Maxillary lateral incisors are prone to distal inclination during orthodontic extraction using a clear aligner (P < 0.001). Notably, the angulation of maxillary lateral incisors significantly decreased in both groups, with larger decreases in the nonattachment groups (P < 0.001).

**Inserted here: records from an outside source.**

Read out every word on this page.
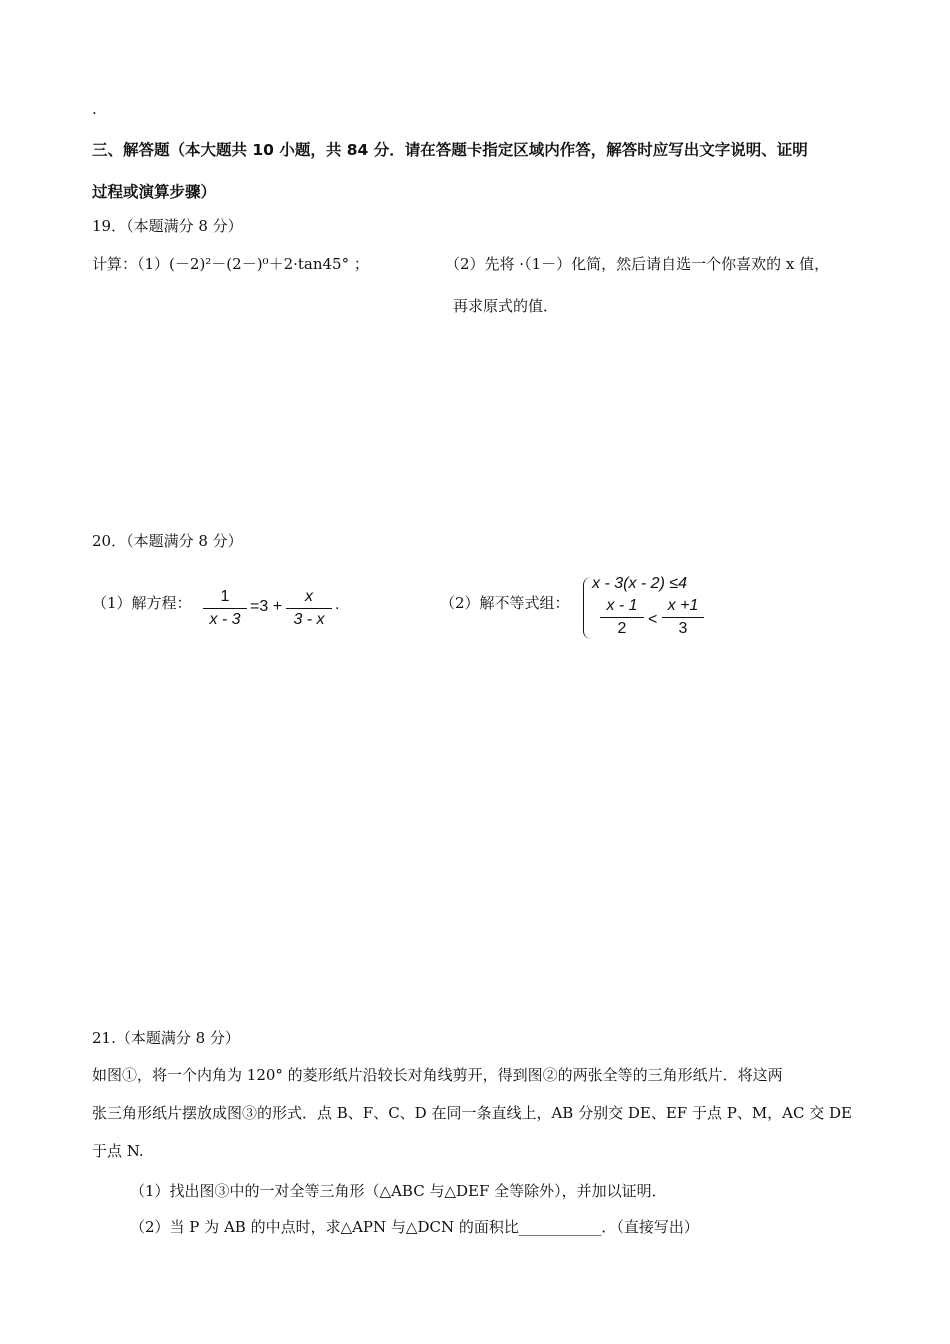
.
三、解答题（本大题共 10 小题，共 84 分．请在答题卡指定区域内作答，解答时应写出文字说明、证明
过程或演算步骤）
19．（本题满分 8 分）
计算：（1）(－2)²－(2－)⁰＋2·tan45° ；	（2）先将 ·（1－）化简，然后请自选一个你喜欢的 x 值，
再求原式的值．
20．（本题满分 8 分）
（1）解方程：	1
x - 3
=3 +
x
3 - x
.	（2）解不等式组：
x - 3(x - 2) ≤4
x - 1
2
<
x +1
3
21.（本题满分 8 分）
如图①，将一个内角为 120° 的菱形纸片沿较长对角线剪开，得到图②的两张全等的三角形纸片．将这两
张三角形纸片摆放成图③的形式．点 B、F、C、D 在同一条直线上，AB 分别交 DE、EF 于点 P、M，AC 交 DE
于点 N.
（1）找出图③中的一对全等三角形（△ABC 与△DEF 全等除外），并加以证明．
（2）当 P 为 AB 的中点时，求△APN 与△DCN 的面积比___________．（直接写出）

Significant differences were observed between different retraction methods (P < 0.05) and horizontal movement distances of the lateral incisors (P < 0.001), but none among the different crown-to-root ratios (P > 0.05).
During extraction by clear aligner, changes in the mesiodistal angulation of the maxillary lateral incisor should be considered to ensure satisfactory treatment outcomes. By adding attachments and designing the canine first retraction method, the distal inclination of the lateral incisors can be reduced.
本研究利用从锥形束计算机断层扫描(CBCT)图像重建的全景图像,评估使用透明矫治器拔牙过程中上颌侧切牙近远中倾斜度的变化,并确定拔牙过程中减少上颌侧切牙远中倾斜的主要影响因素。
本研究分析了27例接受透明矫治器拔牙的患者(平均年龄21.1±4.9岁;女性18例,男性9例)。总共纳入54颗上颌侧切牙,每位患者贡献两颗牙齿。在治疗前和精调阶段进行CBCT扫描。腭中缝在全景图像上的投影有助于测量上颌侧切牙的轴向倾斜度。使用Mimics进行三维重建,并采用上颌结构叠加法测量上颌侧切牙的水平距离。分析了包括侧切牙附件、侧切牙水平移动距离、上颌牙列后移方法和侧切牙冠根比等影响因素。P<0.05被认为具有统计学意义。
使用透明矫治器进行正畸拔牙时,上颌侧切牙容易出现远中倾斜(P<0.001)。值得注意的是,两组上颌侧切牙的倾斜度均显著降低,非附件组降低幅度更大(P<0.001)。不同后移方法(P<0.05)和侧切牙水平移动距离(P<0.001)之间存在显著差异,但不同冠根比之间无显著差异(P>0.05)。
在使用透明矫治器拔牙过程中,应考虑上颌侧切牙近远中倾斜度的变化,以确保获得满意的治疗效果。通过增加附件并设计尖牙优先后移方法,可以减少侧切牙的远中倾斜。